Perante este sofrimento e esta grandeza de olhar a vida, sinto-me simplesmente pequenino e por isso mesmo, preso de modo muito especial a este livro que considero uma obra-prima da literatura que se faz nos Açores. E não uso a expressão “literatura açoriana”, de que gosto imenso, apenas para evitar tentações redutoras de regionalismos limitativos, quando sou apologista do regionalismo universalizante que em Adelaide Freitas atingiu um patamar ímpar em Nordeste: E no Princípio Era a Ilha, ou ainda a Viagem ao Centro do Mundo, para não falar na sua memorável tese de doutoramento: Moby Dick A Ilha e o Mar – Metáforas do Carácter do Povo Americano, tudo ainda com o nome de Adelaide Batista.
Toda esta e muita mais obra escrita pela autora do Sorriso por Dentro da Noite é de uma grandeza que nunca é demais relembrar, essencialmente porque Adelaide Freitas não chegou ainda ao conhecimento do grande público açoriano como já devia, há muito, ter acontecido.
Ainda há meses, outro grande escritor açoriano, Álamo Oliveira, escrevia, desassombradamente, como é seu timbre, que Adelaide Freitas está no limbo da memória colectiva.

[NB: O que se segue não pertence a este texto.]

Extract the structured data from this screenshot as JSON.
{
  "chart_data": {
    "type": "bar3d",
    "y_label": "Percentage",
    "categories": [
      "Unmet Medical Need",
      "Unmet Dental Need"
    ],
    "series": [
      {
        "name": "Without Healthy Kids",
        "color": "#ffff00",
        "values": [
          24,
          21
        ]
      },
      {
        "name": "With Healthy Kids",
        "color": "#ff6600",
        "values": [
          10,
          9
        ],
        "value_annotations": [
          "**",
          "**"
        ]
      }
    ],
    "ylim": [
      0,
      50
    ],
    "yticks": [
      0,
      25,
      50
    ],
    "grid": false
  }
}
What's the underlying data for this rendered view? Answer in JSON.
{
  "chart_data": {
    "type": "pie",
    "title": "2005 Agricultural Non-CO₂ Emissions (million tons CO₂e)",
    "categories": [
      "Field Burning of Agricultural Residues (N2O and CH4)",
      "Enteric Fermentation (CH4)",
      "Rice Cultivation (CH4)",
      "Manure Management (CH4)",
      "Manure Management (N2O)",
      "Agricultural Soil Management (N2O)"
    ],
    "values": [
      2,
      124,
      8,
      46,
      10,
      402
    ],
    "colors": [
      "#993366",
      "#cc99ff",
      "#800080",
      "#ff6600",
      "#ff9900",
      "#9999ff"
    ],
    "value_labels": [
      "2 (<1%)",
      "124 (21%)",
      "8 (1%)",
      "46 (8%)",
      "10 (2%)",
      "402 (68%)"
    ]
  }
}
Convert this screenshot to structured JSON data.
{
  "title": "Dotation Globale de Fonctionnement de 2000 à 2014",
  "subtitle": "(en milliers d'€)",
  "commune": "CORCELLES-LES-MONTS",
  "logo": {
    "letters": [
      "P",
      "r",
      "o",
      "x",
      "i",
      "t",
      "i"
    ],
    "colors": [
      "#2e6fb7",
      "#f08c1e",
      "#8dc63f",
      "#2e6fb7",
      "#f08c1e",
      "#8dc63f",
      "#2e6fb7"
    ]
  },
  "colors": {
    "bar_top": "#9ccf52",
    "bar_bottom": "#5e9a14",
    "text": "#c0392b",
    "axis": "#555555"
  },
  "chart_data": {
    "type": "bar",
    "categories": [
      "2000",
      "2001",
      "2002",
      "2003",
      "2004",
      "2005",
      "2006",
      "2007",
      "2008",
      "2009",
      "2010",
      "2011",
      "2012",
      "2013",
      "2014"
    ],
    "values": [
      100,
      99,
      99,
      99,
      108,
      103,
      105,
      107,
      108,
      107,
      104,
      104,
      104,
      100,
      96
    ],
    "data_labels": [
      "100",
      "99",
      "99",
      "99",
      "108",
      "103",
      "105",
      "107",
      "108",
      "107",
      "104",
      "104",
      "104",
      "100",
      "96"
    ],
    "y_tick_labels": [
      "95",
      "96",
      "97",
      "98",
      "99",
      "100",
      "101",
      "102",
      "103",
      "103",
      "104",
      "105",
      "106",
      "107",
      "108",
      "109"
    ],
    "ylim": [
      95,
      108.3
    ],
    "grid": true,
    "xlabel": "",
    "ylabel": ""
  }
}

E não está sozinha. Tem a companhia de muitos outros, desaparecidos ou não e que estão à espera de nada. No entanto, nem ela, nem os seus livros merecem tamanho silêncio. Infelizmente, ela não voltará a surpreender-nos através da escrita. Mas surpreender-nos-á sempre através dos livros publicados, pois em cada ensaio de tema social ou literário ficou a sua inteligência, o seu poder analítico, a sua capacidade de convencimento, os seus saberes de âmbito universalista.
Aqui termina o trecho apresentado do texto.